Gator, Making it a stock dividend really would not hurt or help the situation. It would be treated like a stock split. More shares would be credited to both the long and short positions. If there is a short, they would be short more shares but the Company would have more shares outstanding. The only slightly negative of doing this is that it might be a little bit harder for the stock to achieve the $4.00 price necessary for small cap listing. The slight positive is that the shorts would have more shares to cover and longs tend to like stock splits and may get more aggressive at buying the stock.

At least by making this a stock dividend, the Company would not be destroying itself.

Believe me when I say that people have been shorting stocks for more than a Century. No-one has ever effectively came up an artificial way to trap a short. If there was such a thing, wouldn't you think that there would be no more shorts? The Best way to look at the situation is to either buy more shares and be happy the shorts are providing such cheap shares or if you can't afford that luxury, be patient and let the earning growth of the Company work to the shareholders advantage.

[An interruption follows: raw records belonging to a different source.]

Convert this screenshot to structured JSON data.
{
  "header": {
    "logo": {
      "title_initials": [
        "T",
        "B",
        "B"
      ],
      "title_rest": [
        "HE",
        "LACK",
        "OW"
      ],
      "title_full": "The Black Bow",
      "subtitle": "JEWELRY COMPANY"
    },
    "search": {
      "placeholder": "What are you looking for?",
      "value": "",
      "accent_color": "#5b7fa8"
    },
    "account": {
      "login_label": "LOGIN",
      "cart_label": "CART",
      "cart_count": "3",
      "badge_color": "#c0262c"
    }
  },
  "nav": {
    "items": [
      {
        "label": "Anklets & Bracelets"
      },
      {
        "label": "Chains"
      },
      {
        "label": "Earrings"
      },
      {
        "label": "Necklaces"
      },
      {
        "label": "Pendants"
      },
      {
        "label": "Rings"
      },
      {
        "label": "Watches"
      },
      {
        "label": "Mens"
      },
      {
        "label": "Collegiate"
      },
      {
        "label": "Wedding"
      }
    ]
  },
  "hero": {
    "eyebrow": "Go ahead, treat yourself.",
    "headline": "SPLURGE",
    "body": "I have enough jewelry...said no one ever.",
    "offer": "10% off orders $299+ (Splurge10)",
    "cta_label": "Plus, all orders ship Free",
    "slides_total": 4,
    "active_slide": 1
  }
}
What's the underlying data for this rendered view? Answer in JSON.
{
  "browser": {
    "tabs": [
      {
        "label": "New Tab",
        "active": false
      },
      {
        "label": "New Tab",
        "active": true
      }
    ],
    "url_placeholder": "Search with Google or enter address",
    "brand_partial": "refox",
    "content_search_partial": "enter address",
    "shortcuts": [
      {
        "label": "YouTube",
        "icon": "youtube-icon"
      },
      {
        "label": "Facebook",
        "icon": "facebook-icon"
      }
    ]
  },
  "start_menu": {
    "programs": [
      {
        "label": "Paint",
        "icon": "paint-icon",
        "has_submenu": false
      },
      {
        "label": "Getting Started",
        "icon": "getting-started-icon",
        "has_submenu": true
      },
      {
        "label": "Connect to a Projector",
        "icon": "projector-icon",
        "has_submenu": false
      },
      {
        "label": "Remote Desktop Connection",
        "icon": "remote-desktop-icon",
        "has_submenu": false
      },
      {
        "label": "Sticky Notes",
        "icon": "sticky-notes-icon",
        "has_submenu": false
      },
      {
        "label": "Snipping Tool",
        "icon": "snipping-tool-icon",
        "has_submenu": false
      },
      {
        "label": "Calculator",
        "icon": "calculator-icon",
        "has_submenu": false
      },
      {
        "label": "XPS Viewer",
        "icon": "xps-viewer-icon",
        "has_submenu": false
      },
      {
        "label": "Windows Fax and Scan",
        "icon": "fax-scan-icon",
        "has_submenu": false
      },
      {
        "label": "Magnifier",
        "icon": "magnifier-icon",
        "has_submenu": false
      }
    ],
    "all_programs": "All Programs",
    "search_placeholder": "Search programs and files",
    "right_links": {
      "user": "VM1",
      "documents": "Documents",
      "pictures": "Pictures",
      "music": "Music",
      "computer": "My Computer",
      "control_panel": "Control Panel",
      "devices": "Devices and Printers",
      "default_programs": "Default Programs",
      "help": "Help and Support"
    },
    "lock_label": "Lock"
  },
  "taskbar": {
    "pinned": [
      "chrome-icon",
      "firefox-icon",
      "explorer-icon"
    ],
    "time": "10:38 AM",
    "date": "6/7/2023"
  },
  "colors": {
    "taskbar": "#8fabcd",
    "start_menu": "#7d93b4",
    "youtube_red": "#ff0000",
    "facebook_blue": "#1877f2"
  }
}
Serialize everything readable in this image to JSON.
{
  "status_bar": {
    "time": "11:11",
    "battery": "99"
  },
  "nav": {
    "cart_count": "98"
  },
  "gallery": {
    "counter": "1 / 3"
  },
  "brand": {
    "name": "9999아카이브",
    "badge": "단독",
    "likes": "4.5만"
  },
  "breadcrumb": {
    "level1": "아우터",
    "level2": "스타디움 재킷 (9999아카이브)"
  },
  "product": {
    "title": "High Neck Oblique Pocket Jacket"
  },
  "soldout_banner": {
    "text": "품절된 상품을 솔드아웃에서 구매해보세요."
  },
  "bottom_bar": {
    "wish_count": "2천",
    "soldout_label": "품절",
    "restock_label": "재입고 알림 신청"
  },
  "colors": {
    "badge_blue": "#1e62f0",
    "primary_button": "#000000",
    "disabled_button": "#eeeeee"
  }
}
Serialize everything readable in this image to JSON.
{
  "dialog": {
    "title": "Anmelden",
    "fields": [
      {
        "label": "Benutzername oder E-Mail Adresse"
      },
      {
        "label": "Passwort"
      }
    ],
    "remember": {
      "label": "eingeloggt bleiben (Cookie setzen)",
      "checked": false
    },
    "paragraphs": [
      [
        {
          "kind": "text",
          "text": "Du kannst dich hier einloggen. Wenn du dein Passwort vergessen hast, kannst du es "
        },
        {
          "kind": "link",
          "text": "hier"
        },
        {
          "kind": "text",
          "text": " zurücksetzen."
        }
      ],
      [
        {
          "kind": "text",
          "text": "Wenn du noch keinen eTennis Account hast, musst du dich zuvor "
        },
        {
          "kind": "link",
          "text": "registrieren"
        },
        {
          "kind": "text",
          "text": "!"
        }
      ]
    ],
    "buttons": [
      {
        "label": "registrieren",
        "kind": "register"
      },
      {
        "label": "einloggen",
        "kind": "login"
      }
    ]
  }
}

Before someone asks the question. Yes, If there is a substantial short in any stock. Registering and shipping the shares or putting them in your name in Safekeeping at your brokerage firm could eventually cause some serious indigestion problems for a short. This may take a while, particulary if the stock is newly traded and has a lot of fresh certificates in Brokers Street Name Accounts.

But you see, even that is not an instant fix, for if shorts are really determined that a stock is crap. What they will do is keep the issue in delay by just re-shorting their own "buy-in" at another brokerage. If the Company is really good, the latter is not so much a risk.